Anthem of a Teenage Prophet is a 2018 Canadian drama film directed by Robin Hays and starring Cameron Monaghan, Peyton List and Juliette Lewis. It is based on Joanne Proulx's young adult novel of the same name. It is also Hays' feature directorial debut. The film premiered at the 2018 Vancouver International Film Festival.

==Cast==
- Cameron Monaghan as Luke Hunter
- Grayson Gabriel as Fang
- Peyton List as Faith
- Juliette Lewis as Mary
- Alex MacNicoll as Stan

==Release==
The film was released theatrically on January 11, 2019.

== Plot ==
The film features the story of Luke Hunter, a teenager who develops the ability to foresee death at random. One day he foresees the death of his best friend, Stan and struggles when the premonition becomes reality.

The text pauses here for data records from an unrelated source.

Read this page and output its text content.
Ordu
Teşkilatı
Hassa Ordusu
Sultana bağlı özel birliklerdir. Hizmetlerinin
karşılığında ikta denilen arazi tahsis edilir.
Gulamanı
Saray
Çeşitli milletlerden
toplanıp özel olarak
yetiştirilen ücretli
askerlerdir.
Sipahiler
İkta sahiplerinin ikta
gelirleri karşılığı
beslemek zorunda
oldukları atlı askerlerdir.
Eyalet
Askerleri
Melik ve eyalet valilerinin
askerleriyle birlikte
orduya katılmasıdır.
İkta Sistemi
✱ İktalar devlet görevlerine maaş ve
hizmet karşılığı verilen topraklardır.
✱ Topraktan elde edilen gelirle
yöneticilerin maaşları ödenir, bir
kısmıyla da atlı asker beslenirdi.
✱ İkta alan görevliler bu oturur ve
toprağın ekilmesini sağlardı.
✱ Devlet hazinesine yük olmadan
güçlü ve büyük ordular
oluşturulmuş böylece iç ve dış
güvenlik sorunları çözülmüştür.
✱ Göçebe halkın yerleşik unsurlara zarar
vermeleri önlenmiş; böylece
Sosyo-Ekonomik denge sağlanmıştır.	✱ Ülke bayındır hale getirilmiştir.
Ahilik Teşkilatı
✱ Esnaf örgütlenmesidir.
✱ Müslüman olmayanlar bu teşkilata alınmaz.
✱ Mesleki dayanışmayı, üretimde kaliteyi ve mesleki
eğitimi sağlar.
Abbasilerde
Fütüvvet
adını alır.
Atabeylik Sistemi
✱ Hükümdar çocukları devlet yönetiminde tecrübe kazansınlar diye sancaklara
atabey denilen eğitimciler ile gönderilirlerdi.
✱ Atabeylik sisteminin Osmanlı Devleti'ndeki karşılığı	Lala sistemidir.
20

From there Luke struggles not only with grief, but the changing relationships between himself and his friends; Faith and Fang. Added in with the ongoing premonitions, Luke is on a journey that will change his life, and the lives of those around him.

==Reception==
Frank Scheck of The Hollywood Reporter gave the film a negative review and wrote, "Such restraint is admirable in a genre not known for it, but it results in the film feeling more tepid than it should have been."